The familiar story was told by Witanatat Rutanabaleepong, head of Mirror Foundation's Anti-Child Beggar Campaign. He said the intense inspection and arrest of illegal immigrants and child beggars successfully relieved human trafficking in this area, but the root of the problem was still untouched.
"Since January, 112 cases of child beggars were reported to us and 80 per cent were from poor families in Cambodia. It showed that the human trafficking among children is not really solved. The authorities' operation was just a short-term solution," Witanatat said.
The government needed to implement the long-term plan by suppressing the entire human trafficking network at the border and coordinating with Cambodia to solve poverty and unemployment.

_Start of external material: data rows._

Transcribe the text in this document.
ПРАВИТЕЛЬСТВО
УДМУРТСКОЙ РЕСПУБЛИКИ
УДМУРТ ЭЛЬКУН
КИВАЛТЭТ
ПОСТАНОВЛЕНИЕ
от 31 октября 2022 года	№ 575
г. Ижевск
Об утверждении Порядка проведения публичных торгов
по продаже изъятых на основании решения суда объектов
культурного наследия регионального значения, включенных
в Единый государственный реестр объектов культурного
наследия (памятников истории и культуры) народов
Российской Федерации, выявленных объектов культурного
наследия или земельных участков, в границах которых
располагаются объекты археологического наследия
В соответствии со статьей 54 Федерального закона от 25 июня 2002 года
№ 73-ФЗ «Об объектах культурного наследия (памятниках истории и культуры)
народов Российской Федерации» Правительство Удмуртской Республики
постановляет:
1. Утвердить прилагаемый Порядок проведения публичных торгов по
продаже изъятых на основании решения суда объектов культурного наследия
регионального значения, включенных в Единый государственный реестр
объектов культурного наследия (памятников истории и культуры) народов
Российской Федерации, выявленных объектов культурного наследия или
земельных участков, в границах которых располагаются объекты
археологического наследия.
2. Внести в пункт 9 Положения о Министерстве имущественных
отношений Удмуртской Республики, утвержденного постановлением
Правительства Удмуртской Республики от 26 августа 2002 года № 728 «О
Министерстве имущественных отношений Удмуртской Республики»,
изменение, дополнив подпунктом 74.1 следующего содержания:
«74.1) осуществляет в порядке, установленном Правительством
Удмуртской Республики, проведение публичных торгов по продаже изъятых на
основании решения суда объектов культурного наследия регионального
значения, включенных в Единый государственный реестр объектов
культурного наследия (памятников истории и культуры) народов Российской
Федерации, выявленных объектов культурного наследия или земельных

This was the main inspiration leading Cambodian parents to sell their children for a human trafficking network, he said.
For this report, The Nation observed the human trafficking activities with volunteers from LPN in Samut Sakhon, the hub of the fishing industry in Thailand.
They found that even after the recent intensive crackdown on human trafficking - which resulted in the reduction of victims in the offshore fishery sector - the presence of human trafficking-related problems, such as child and forced labour, remained.
'They now come from Myanmar'
Patima Tungpreechayakul, another LPN operative, said some seafood factories still used forced labour provided by the agents directly from Myanmar.
The agents were profiting by collecting transportation fees from the workers and commission from the business owners.
The workers often laboured longer than permitted by the law without a day off. They were not allowed to leave the factory compound. Patima said some of the forced workers managed to escape to seek help from her office.
Child labour is still among the biggest problems in the province. Children working at the seafood market and small seafood factories were also spotted during the observation.
The latest report on child labour by LPN discovered 101 child labourers who were examined by researchers.
Most worked for long days in an unpleasant environment - some for up to 14 or 15 hours a day. Ninety per cent had never been to school.
"Though child labour wasn't the key focus of the TIP inspectors, this matter is still very important as this too is a human-trafficking crime and a violation of human rights, hence it needs to be solved urgently," Sompong said.